The DNA sequence of a gene responsible for resistance to a devastating virus in wheat has been discovered, providing important clues for managing more resistant crops and maintaining a healthy food supply.
Wheat crops in the Americas, Asia, Europe, and Africa are regularly damaged by wheat yellow mosaic virus (WYMV), and there is a high demand for wheat varieties or cultivars that are resistant to this virus.
The study, published in the Proceedings of the National Academy of Sciences, found that the resistance gene originated in an ancient Mediterranean relative of wild wheat.
Dr Mohammad Pourkheirandish from the University of Melbourne, lead researcher of the study, said: “This discovery could help develop more resistant wheat varieties, improve crop yields and reduce the use of harmful fungicides. It also highlights the need to conserve biodiversity necessary to protect the food supply.”
WYMV reduces food production by 80%, causing major economic losses. The virus is hosted and spread by a soil-living fungus that colonizes the roots of wheat plants, discolors wheat leaves and stunts plant growth.
Microscopic fungal spores containing WYMV can survive in soil for up to 10 years. Although fungicides can kill spores and stop transmission, fungicide treatments are neither cost-effective nor ecologically sustainable.
“A viable alternative is to selectively breed or genetically modify wheat for resistance to WYMV,” Dr Pourkheirandish said.
“Prior to this study, we knew that a dominant gene called Ym2 could reduce the effects of WYMV in wheat plants by more than 70 percent, but we didn’t know how the gene did this.”
The research team used a technique called positional cloning to locate the Ym2 gene on the bread wheat chromosome and found that its DNA sequence encodes a protein called NBS-LRR. These proteins are the “guardians” that detect pathogens and trigger an immune response in plants.
Dr Pourkheirandish said: “Now that we know the DNA sequence of the gene, we can select for breeding lines that carry Ym2 by simply analyzing the DNA from a small leaf, even without virus inoculation.”
“It will also make it easier for us to find variants of Ym2 in wild relatives of wheat, which may provide better disease resistance for further crop improvement.”
The DNA of modern wheat is chimeric, meaning that its genetic material came from several ancestral plants through natural crosses, or hybrids, and then selective breeding by humans.
By comparing the DNA sequences of related species, the researchers discovered that the Ym2 gene in modern bread wheat came from an ancient wild plant called Aegilops sharonensis, native to the eastern Mediterranean countries.
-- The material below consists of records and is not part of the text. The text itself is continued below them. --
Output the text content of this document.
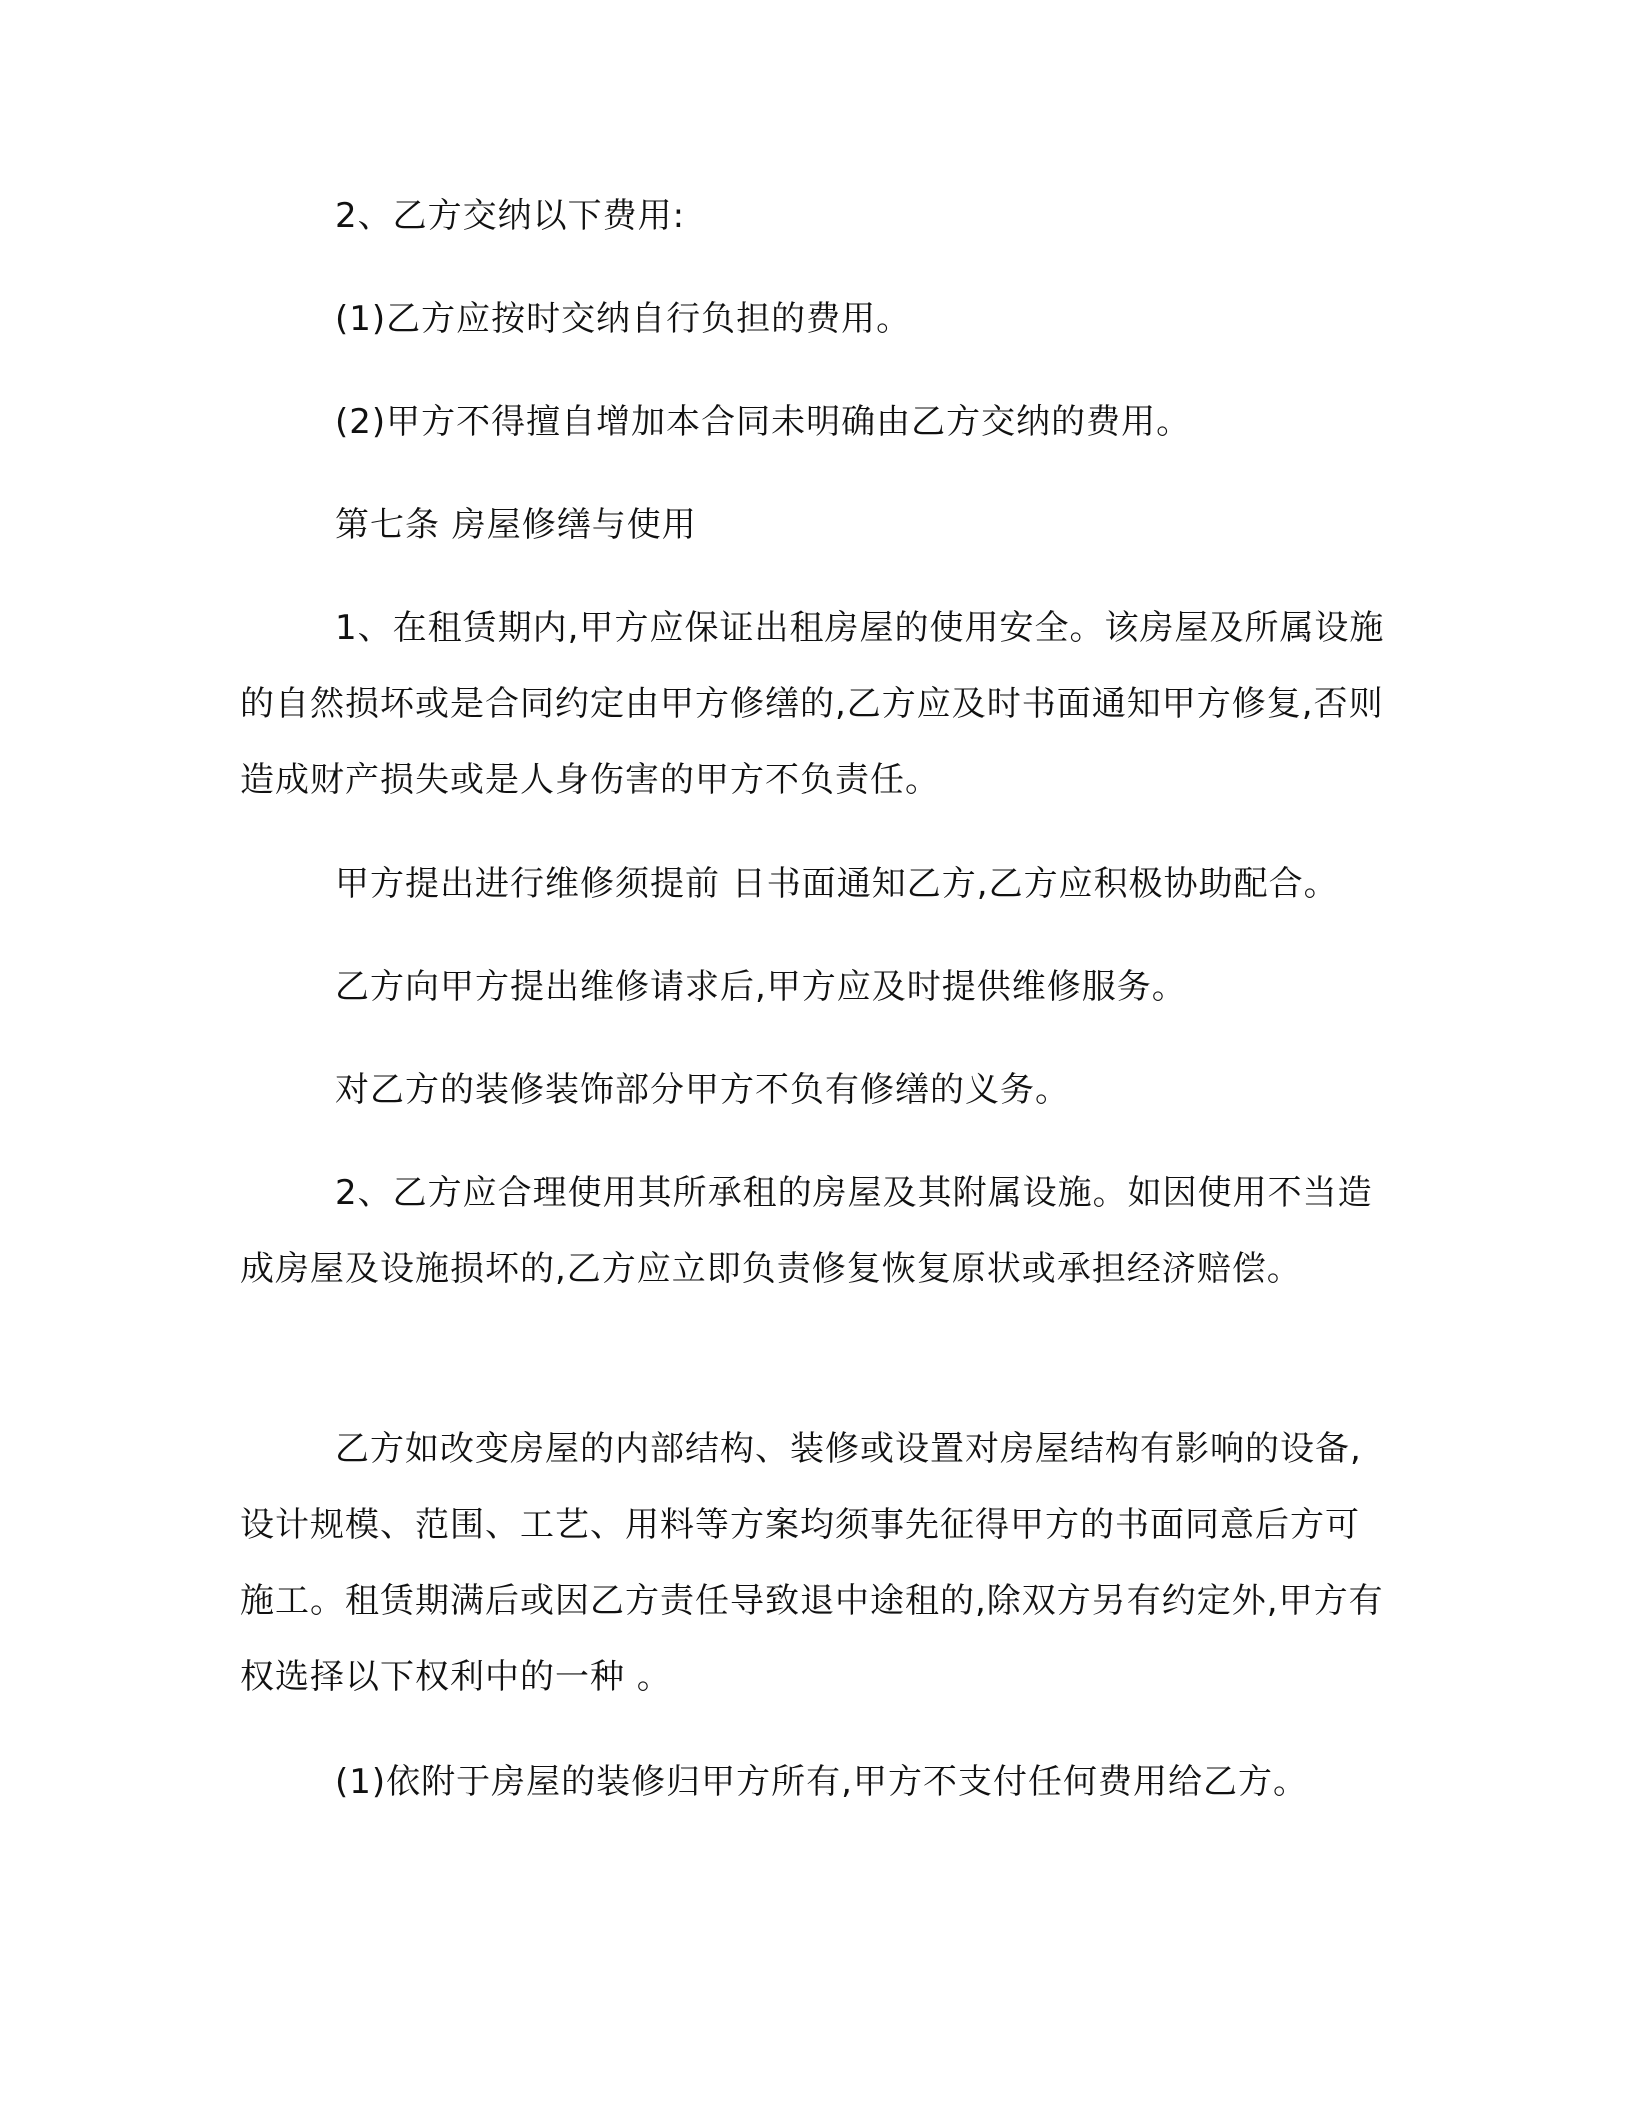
2、乙方交纳以下费用:

(1)乙方应按时交纳自行负担的费用。

(2)甲方不得擅自增加本合同未明确由乙方交纳的费用。

第七条 房屋修缮与使用

1、在租赁期内,甲方应保证出租房屋的使用安全。该房屋及所属设施的自然损坏或是合同约定由甲方修缮的,乙方应及时书面通知甲方修复,否则造成财产损失或是人身伤害的甲方不负责任。

甲方提出进行维修须提前 日书面通知乙方,乙方应积极协助配合。

乙方向甲方提出维修请求后,甲方应及时提供维修服务。

对乙方的装修装饰部分甲方不负有修缮的义务。

2、乙方应合理使用其所承租的房屋及其附属设施。如因使用不当造成房屋及设施损坏的,乙方应立即负责修复恢复原状或承担经济赔偿。

乙方如改变房屋的内部结构、装修或设置对房屋结构有影响的设备,设计规模、范围、工艺、用料等方案均须事先征得甲方的书面同意后方可施工。租赁期满后或因乙方责任导致退中途租的,除双方另有约定外,甲方有权选择以下权利中的一种 。

(1)依附于房屋的装修归甲方所有,甲方不支付任何费用给乙方。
There is a similar gene in Aegilops speltoides, another wild ancestor of bread wheat.
Dr Pourkheirandish said: “These wild species may have hybridized with cultivated wheat at some point and passed on the genetic resistance that is now commercially important.”
“Original wild plants are rich sources of useful traits such as disease resistance that plant breeders and geneticists can exploit to protect modern crops and maintain a healthy food supply—including bread, pasta, noodles, couscous, pastries, cakes and other wheat products that many of us rely on and enjoy.”